The court, reviewing the entire record, weighs the evidence and all reasonable inferences, considers the credibility of witnesses and determines whether in resolving conflicts in the evidence, the jury clearly lost its way and created such a manifest miscarriage of justice that the conviction must be reversed and a new trial ordered. The discretionary power to grant a new trial should be exercised only in the exceptional case in which the evidence weighs heavily against the conviction.

Thompkins, supra, at 387, citing State v. Martin (1983), 20 Ohio App. 3d 172, 175.

Having reviewed the record on appeal, we cannot conclude that the jury clearly lost its way or created a miscarriage of justice in finding Boyd guilty of the offense charged. The evidence, depending upon which version one believed, supported both sides. In spite of the medical evidence suggesting that Boyd's right ankle was bruised three days after the incident when he was treated at the hospital, the jury could conclude to discount this evidence and believe that this injury was caused subsequent to the incident while Boyd was incarcerated prior to making bond. Certainly, the police testimony was adamant that Boyd's legs were not in the way of the closing door. The jury, faced with this competing evidence, chose to believe the prosecution.

The second assignment of error is overruled.

It is ordered that appellee recover of appellant its costs herein taxed.

The court finds there were reasonable grounds for this appeal.

It is ordered that a special mandate issue out of this court directing the Common Pleas Court to carry this judgment into execution. The defendant's conviction having been affirmed, any bail pending appeal is terminated. Case remanded to the trial court for execution of sentence.

A certified copy of this entry shall constitute the mandate pursuant to Rule 27 of the Rules of Appellate Procedure.

ANN DYKE, A.J., and LEO M. SPELLACY, J., CONCUR.

________________________ JAMES D. SWEENEY, JUDGE

1 R.C. 2903.13 provides in pertinent part the following:

(A) No person shall knowingly cause or attempt to cause physical harm to another or to another's unborn.

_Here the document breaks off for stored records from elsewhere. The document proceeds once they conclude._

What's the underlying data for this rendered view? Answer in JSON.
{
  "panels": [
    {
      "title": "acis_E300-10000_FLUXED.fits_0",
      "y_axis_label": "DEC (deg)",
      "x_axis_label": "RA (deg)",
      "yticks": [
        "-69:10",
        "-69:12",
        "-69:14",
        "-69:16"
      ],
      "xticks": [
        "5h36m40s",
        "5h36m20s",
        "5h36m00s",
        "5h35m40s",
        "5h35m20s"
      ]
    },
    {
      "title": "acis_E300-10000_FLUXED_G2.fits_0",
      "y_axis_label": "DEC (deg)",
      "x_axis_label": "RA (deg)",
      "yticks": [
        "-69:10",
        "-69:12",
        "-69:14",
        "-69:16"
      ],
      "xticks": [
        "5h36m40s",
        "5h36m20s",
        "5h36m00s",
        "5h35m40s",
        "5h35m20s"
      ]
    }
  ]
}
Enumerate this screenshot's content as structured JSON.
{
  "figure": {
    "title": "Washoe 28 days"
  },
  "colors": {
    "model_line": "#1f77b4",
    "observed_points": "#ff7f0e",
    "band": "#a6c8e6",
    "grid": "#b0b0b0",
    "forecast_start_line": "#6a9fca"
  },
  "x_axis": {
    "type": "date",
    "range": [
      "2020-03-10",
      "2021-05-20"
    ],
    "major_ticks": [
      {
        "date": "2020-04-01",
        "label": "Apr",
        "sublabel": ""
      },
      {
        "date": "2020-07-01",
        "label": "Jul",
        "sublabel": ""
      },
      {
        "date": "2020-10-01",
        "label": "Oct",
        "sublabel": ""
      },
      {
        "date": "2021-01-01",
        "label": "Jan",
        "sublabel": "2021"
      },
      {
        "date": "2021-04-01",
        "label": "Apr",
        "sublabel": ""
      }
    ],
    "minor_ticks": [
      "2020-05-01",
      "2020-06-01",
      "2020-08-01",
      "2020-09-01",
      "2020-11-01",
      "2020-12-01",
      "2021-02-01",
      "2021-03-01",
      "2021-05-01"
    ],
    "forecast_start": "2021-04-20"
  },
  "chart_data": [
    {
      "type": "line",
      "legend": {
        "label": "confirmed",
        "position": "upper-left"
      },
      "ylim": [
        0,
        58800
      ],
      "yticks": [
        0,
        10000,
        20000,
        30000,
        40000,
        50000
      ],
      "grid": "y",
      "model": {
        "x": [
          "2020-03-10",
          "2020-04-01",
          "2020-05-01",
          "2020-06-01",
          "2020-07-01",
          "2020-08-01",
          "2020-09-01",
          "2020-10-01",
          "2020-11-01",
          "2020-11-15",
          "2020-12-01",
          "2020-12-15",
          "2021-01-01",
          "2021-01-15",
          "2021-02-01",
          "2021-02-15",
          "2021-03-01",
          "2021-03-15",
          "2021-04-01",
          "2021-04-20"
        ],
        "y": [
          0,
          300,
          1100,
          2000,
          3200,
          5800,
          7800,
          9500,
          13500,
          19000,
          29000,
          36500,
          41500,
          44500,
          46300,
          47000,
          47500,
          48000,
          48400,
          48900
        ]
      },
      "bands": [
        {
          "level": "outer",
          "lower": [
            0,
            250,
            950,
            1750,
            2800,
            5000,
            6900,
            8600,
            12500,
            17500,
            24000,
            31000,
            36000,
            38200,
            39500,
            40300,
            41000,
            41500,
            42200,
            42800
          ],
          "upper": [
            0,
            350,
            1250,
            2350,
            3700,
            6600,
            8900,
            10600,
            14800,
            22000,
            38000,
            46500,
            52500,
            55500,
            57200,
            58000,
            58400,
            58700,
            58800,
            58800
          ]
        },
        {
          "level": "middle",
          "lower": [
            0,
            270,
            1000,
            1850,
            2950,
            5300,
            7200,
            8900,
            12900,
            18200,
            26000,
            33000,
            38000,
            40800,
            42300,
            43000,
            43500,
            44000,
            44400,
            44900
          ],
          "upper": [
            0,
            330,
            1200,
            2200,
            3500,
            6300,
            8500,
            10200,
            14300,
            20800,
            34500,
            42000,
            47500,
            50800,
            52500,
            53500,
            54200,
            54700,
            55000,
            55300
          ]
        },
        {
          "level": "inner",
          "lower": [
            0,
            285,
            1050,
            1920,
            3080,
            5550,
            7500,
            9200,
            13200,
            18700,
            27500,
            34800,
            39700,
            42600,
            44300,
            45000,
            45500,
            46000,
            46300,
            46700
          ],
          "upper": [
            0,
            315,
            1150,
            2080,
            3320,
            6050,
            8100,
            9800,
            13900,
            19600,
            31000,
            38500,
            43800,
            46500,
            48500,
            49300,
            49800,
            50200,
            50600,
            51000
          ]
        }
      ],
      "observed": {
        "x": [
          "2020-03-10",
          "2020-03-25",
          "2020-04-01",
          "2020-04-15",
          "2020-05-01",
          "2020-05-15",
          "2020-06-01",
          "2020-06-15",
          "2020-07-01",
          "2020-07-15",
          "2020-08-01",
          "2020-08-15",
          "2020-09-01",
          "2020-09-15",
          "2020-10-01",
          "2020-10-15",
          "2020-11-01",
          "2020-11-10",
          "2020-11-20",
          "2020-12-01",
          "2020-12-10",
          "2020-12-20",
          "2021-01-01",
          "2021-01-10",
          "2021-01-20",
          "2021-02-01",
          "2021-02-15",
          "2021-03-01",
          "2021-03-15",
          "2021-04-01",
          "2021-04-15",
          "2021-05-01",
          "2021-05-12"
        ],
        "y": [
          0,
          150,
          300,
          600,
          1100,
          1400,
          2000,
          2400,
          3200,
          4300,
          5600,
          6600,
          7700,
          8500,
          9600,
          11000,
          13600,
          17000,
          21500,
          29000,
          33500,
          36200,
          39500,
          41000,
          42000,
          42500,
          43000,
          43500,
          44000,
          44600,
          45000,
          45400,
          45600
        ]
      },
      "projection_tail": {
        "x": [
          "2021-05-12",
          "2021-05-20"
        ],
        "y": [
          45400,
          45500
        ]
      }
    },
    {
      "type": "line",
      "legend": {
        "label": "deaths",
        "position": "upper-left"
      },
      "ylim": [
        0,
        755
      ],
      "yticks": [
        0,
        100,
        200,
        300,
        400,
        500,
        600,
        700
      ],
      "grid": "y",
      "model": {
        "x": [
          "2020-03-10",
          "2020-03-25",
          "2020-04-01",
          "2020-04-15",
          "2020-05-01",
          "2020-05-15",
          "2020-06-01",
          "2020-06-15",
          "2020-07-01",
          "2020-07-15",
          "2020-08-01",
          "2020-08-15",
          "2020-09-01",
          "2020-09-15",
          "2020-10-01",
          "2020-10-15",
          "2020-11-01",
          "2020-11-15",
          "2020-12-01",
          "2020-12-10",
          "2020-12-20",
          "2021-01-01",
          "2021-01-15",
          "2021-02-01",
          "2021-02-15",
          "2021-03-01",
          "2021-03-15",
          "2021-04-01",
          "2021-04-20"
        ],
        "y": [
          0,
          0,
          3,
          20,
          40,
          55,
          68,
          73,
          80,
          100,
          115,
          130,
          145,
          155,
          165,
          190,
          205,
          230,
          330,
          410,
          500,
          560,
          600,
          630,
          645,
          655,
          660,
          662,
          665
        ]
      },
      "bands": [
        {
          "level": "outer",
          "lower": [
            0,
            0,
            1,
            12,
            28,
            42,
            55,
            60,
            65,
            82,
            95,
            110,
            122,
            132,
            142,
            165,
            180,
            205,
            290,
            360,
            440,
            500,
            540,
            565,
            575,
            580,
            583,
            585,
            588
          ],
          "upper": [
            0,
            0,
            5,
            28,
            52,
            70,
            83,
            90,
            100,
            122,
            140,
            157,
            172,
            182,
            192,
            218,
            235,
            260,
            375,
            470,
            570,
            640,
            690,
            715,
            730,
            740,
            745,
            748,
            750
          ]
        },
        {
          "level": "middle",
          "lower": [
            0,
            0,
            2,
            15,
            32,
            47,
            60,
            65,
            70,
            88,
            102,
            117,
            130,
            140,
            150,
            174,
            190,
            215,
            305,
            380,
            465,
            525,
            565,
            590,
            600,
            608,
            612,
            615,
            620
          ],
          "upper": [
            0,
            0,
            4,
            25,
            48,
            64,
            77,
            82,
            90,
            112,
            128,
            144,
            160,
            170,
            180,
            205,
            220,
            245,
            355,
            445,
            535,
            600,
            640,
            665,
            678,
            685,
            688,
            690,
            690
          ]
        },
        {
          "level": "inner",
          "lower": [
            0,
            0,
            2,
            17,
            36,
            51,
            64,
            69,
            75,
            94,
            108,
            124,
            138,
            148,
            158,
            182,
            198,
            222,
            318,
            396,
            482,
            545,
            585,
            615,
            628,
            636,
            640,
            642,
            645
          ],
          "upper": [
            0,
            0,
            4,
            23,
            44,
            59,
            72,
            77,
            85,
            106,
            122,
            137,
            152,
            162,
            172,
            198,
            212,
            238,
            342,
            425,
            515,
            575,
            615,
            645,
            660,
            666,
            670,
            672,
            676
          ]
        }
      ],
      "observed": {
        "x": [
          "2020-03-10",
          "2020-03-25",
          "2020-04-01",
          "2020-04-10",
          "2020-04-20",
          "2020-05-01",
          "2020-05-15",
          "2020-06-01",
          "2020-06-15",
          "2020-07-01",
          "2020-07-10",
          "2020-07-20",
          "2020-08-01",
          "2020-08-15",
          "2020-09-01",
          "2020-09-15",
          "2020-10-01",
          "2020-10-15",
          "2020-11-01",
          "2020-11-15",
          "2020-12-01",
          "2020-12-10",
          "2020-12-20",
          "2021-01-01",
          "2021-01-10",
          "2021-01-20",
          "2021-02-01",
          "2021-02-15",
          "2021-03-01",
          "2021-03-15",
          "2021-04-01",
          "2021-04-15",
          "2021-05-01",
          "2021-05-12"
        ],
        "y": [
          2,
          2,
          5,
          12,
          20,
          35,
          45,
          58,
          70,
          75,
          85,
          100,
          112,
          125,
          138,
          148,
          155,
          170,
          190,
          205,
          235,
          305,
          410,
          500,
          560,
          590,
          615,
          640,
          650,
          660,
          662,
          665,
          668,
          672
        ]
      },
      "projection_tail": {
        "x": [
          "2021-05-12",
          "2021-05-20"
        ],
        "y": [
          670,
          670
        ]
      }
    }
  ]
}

(B) No person shall recklessly cause serious physical harm to another or another's unborn.

(C) Whoever violates this section is guilty of assault. Except as otherwise provided in division (C)(1), (2), or (3) of this section, assault is a misdemeanor of the first degree.

* * *

(3) If the victim of the offense is a peace officer, * * * while in the performance of their official duties, assault is a felony of the fourth degree.